If this slice, when added to other income, takes the policyholder into the higher rate tax bracket then some or all of the gain may carry a liability to additional taxation (20% in the current tax year).

Again, seek professional advice before surrendering any investment bond.

Who can benefit from investing in investment bonds?

The ability to take an effective 5% annual withdrawal without any immediate additional higher rate tax liability may be attractive to higher rate taxpayers who may become basic rate taxpayers later in life.

People who have fully utilised their ISA allowances and are actively managing other investments which fully utilise their annual capital gains tax (CGT) allowance.
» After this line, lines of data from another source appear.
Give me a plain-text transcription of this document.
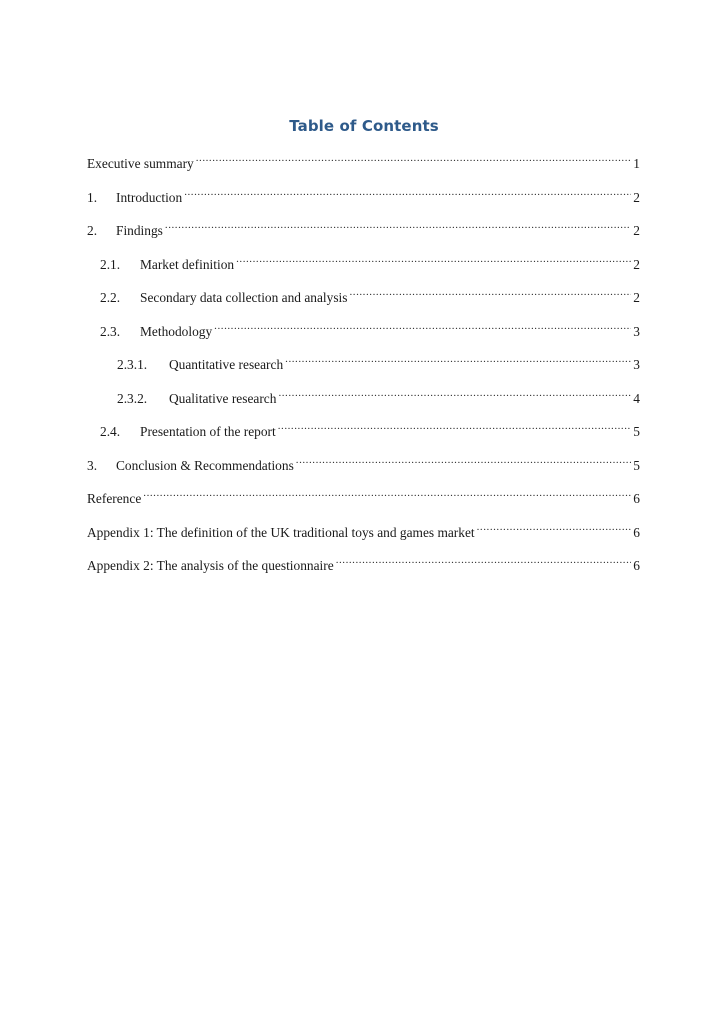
Table of Contents
Executive summary .....	1
1.	Introduction .....	2
2.	Findings .....	2
2.1.	Market definition .....	2
2.2.	Secondary data collection and analysis .....	2
2.3.	Methodology .....	3
2.3.1.	Quantitative research .....	3
2.3.2.	Qualitative research .....	4
2.4.	Presentation of the report .....	5
3.	Conclusion & Recommendations .....	5
Reference .....	6
Appendix 1: The definition of the UK traditional toys and games market .....	6
Appendix 2: The analysis of the questionnaire .....	6
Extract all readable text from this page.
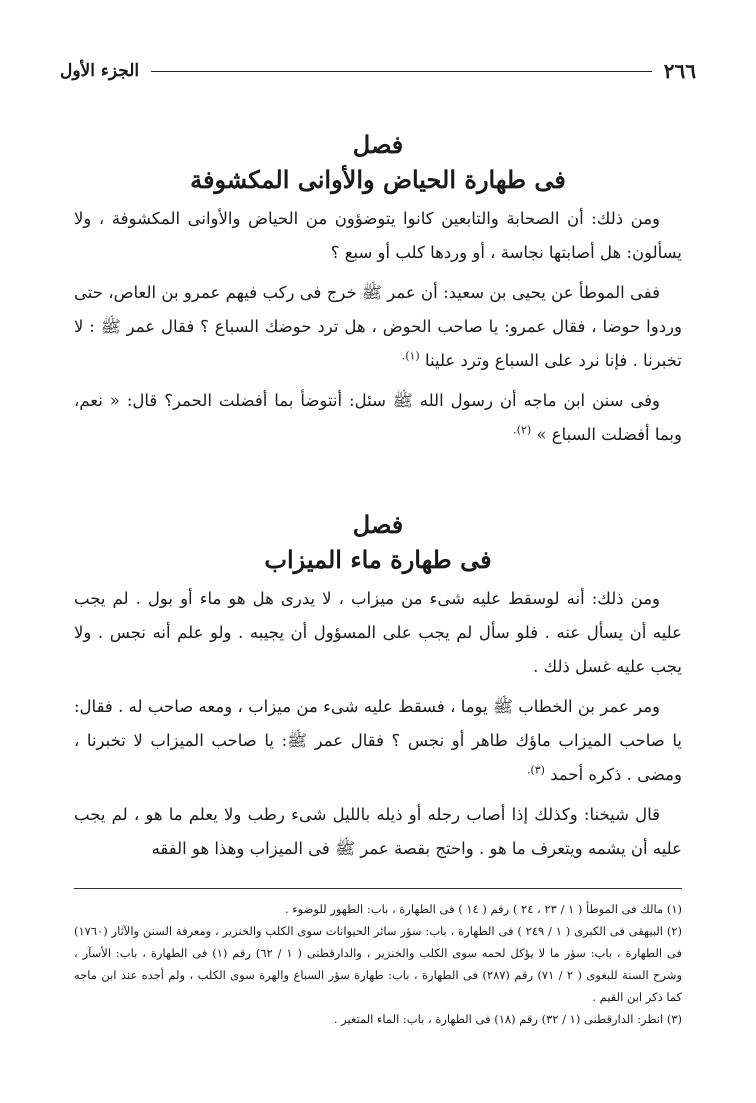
٢٦٦
الجزء الأول
فصل
فى طهارة الحياض والأوانى المكشوفة

ومن ذلك: أن الصحابة والتابعين كانوا يتوضؤون من الحياض والأوانى المكشوفة ، ولا يسألون: هل أصابتها نجاسة ، أو وردها كلب أو سبع ؟

ففى الموطأ عن يحيى بن سعيد: أن عمر ﷺ خرج فى ركب فيهم عمرو بن العاص، حتى وردوا حوضا ، فقال عمرو: يا صاحب الحوض ، هل ترد حوضك السباع ؟ فقال عمر ﷺ : لا تخبرنا . فإنا نرد على السباع وترد علينا $^{(١).}$

وفى سنن ابن ماجه أن رسول الله ﷺ سئل: أنتوضأ بما أفضلت الحمر؟ قال: « نعم، وبما أفضلت السباع » $^{(٢).}$

فصل
فى طهارة ماء الميزاب

ومن ذلك: أنه لوسقط عليه شىء من ميزاب ، لا يدرى هل هو ماء أو بول . لم يجب عليه أن يسأل عنه . فلو سأل لم يجب على المسؤول أن يجيبه . ولو علم أنه نجس . ولا يجب عليه غسل ذلك .

ومر عمر بن الخطاب ﷺ يوما ، فسقط عليه شىء من ميزاب ، ومعه صاحب له . فقال: يا صاحب الميزاب ماؤك طاهر أو نجس ؟ فقال عمر ﷺ: يا صاحب الميزاب لا تخبرنا ، ومضى . ذكره أحمد $^{(٣).}$

قال شيخنا: وكذلك إذا أصاب رجله أو ذيله بالليل شىء رطب ولا يعلم ما هو ، لم يجب عليه أن يشمه ويتعرف ما هو . واحتج بقصة عمر ﷺ فى الميزاب وهذا هو الفقه

(١) مالك فى الموطأ ( ١ / ٢٣ ، ٢٤ ) رقم ( ١٤ ) فى الطهارة ، باب: الطهور للوضوء .

(٢) البيهقى فى الكبرى ( ١ / ٢٤٩ ) فى الطهارة ، باب: سؤر سائر الحيوانات سوى الكلب والخنزير ، ومعرفة السنن والآثار (١٧٦٠) فى الطهارة ، باب: سؤر ما لا يؤكل لحمه سوى الكلب والخنزير ، والدارقطنى ( ١ / ٦٢) رقم (١) فى الطهارة ، باب: الأسآر ، وشرح السنة للبغوى ( ٢ / ٧١) رقم (٢٨٧) فى الطهارة ، باب: طهارة سؤر السباع والهرة سوى الكلب ، ولم أجده عند ابن ماجه كما ذكر ابن القيم .

(٣) انظر: الدارقطنى (١ / ٣٢) رقم (١٨) فى الطهارة ، باب: الماء المتغير .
5% withdrawals are not classed as “income” – this is attractive to individuals over the age of 65 who benefit from higher annual allowances against income tax than under 65’s. For example, in the 2009/2010 tax year, a 66 year old can earn upto £9,490 before paying any income tax. Any income, such as interest or pension annuity, over a set level each year reduces this additional personal allowance,

An additional benefit to retired people is that investment bonds are not normally included in assessing a persons personal finances by a Local Authority in respect of funding long-term care. Care should be taken when considering retirement home planning and investment bonds – any action to move money into investment bonds in the period near to having to go into a retirement home could be deemed “deprivation of assets” by the local authority. More information can be found in the CRAG report.

Investment Bonds are classed as “NIPA’s” – Non-Income Producing Assets which makes them ideal for holding as part of a Discounted Gift Trust (DGT) or Gift and Loan Trust, which are both inheritance tax planning arrangements. Many life offices have their own DGT and Loan Trust packaged schemes with the core investment held in an investment bond due to the favourable tax treatment of investment bonds within a trust arrangement.


Investment Bonds can be viewed as more than just an investment – invariably they are a retirement and estate planning tool and care should be taken in taking any action in regard of investment bonds.